Defective Product Receives Hartford Connecticut Punitive Damages Jury Verdict

A commerical dough mixer was determined to be a defective product by a hartford Connecticut Jury in April 2008. The Connecticut Jury also found that the manufacturer's failure to have placed on the machine in question a bowl guard which was only available as an optional piece of equipment warranted the assessing of punitive damages. A Punitive damages award is uncommon in the setting of a products liability lawsuit and is generally based upon the determination that the manufacturer or distributor's actions were taken with extreme indifference to the rights and safety of the products intended or forseeable users. In this case the manufacturer, Varimixer, had maintained a practice of selling large and powerful commercial dough mixers without having an interlocking bowl guard as a standard piece of safety equipment.
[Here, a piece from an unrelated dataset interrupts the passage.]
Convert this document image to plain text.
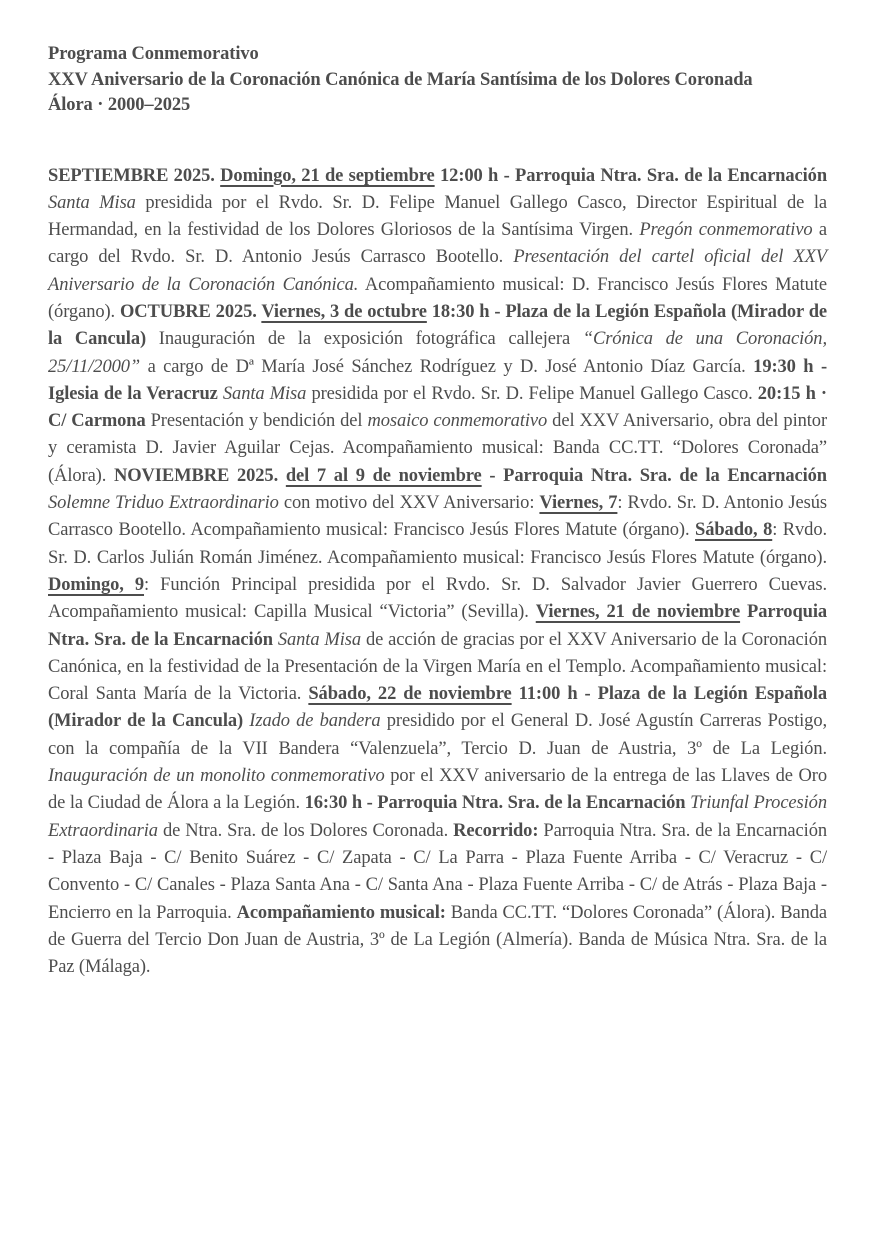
Programa Conmemorativo
XXV Aniversario de la Coronación Canónica de María Santísima de los Dolores Coronada
Álora · 2000–2025

SEPTIEMBRE 2025. Domingo, 21 de septiembre 12:00 h - Parroquia Ntra. Sra. de la Encarnación Santa Misa presidida por el Rvdo. Sr. D. Felipe Manuel Gallego Casco, Director Espiritual de la Hermandad, en la festividad de los Dolores Gloriosos de la Santísima Virgen. Pregón conmemorativo a cargo del Rvdo. Sr. D. Antonio Jesús Carrasco Bootello. Presentación del cartel oficial del XXV Aniversario de la Coronación Canónica. Acompañamiento musical: D. Francisco Jesús Flores Matute (órgano). OCTUBRE 2025. Viernes, 3 de octubre 18:30 h - Plaza de la Legión Española (Mirador de la Cancula) Inauguración de la exposición fotográfica callejera “Crónica de una Coronación, 25/11/2000” a cargo de Dª María José Sánchez Rodríguez y D. José Antonio Díaz García. 19:30 h - Iglesia de la Veracruz Santa Misa presidida por el Rvdo. Sr. D. Felipe Manuel Gallego Casco. 20:15 h · C/ Carmona Presentación y bendición del mosaico conmemorativo del XXV Aniversario, obra del pintor y ceramista D. Javier Aguilar Cejas. Acompañamiento musical: Banda CC.TT. “Dolores Coronada” (Álora). NOVIEMBRE 2025. del 7 al 9 de noviembre - Parroquia Ntra. Sra. de la Encarnación Solemne Triduo Extraordinario con motivo del XXV Aniversario: Viernes, 7: Rvdo. Sr. D. Antonio Jesús Carrasco Bootello. Acompañamiento musical: Francisco Jesús Flores Matute (órgano). Sábado, 8: Rvdo. Sr. D. Carlos Julián Román Jiménez. Acompañamiento musical: Francisco Jesús Flores Matute (órgano). Domingo, 9: Función Principal presidida por el Rvdo. Sr. D. Salvador Javier Guerrero Cuevas. Acompañamiento musical: Capilla Musical “Victoria” (Sevilla). Viernes, 21 de noviembre Parroquia Ntra. Sra. de la Encarnación Santa Misa de acción de gracias por el XXV Aniversario de la Coronación Canónica, en la festividad de la Presentación de la Virgen María en el Templo. Acompañamiento musical: Coral Santa María de la Victoria. Sábado, 22 de noviembre 11:00 h - Plaza de la Legión Española (Mirador de la Cancula) Izado de bandera presidido por el General D. José Agustín Carreras Postigo, con la compañía de la VII Bandera “Valenzuela”, Tercio D. Juan de Austria, 3º de La Legión. Inauguración de un monolito conmemorativo por el XXV aniversario de la entrega de las Llaves de Oro de la Ciudad de Álora a la Legión. 16:30 h - Parroquia Ntra. Sra. de la Encarnación Triunfal Procesión Extraordinaria de Ntra. Sra. de los Dolores Coronada. Recorrido: Parroquia Ntra. Sra. de la Encarnación - Plaza Baja - C/ Benito Suárez - C/ Zapata - C/ La Parra - Plaza Fuente Arriba - C/ Veracruz - C/ Convento - C/ Canales - Plaza Santa Ana - C/ Santa Ana - Plaza Fuente Arriba - C/ de Atrás - Plaza Baja - Encierro en la Parroquia. Acompañamiento musical: Banda CC.TT. “Dolores Coronada” (Álora). Banda de Guerra del Tercio Don Juan de Austria, 3º de La Legión (Almería). Banda de Música Ntra. Sra. de la Paz (Málaga).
It appeared to councel based upon information developed through discovery that the decision to only offer this safety device as a non standard piece of equipment available for an extra charge was commercially motivated and failed to take into account the potential for harm to the user should the mixer be used without the bowl guard. Based upon user experience throughout the industry, it was known that there would be a certain injury incident rate that would occur in the absence of the bowl guard's presence. The defendant's expert argued at trial that the injury incidence rate was small enough that making the bowl guard standard was not necessary in order for the product to be considered safe enough to use in accordance with the ordinary consumer's expectations of safety for the product. The Hartford Connecticut jury in this defective products personal injury case rejected that argument and found the manufacturer liable for both compensatory and punitive damages. The Compensatory damages award exceeded 1.3 million dollars. The case was settled for a confidential amount following the jury award last year.

Our firm is interested in making sure that Varimixer as well as other commercial dough mixer companies such as Hobart for example have now begun a campaign to retrofit all dough mixers sold without the safety cage being included. While we were unable to require the retrofitting campaign to occur given the express finding of this jury it would be unreasonable for this company and the industry not to similarly conclude that adding on safety cages to these machines presents and unfair and avoidable risk of harm to those that use these machines in the workplace which covers tens of thousands of commercial kitchen workers nationwide. We are interested in following up on this issue and if necessary filing additional lawsuits on behalf of those injured by the commercial dough mixers through inadvertent contact with their hands due to the absence of the bowl cage guards.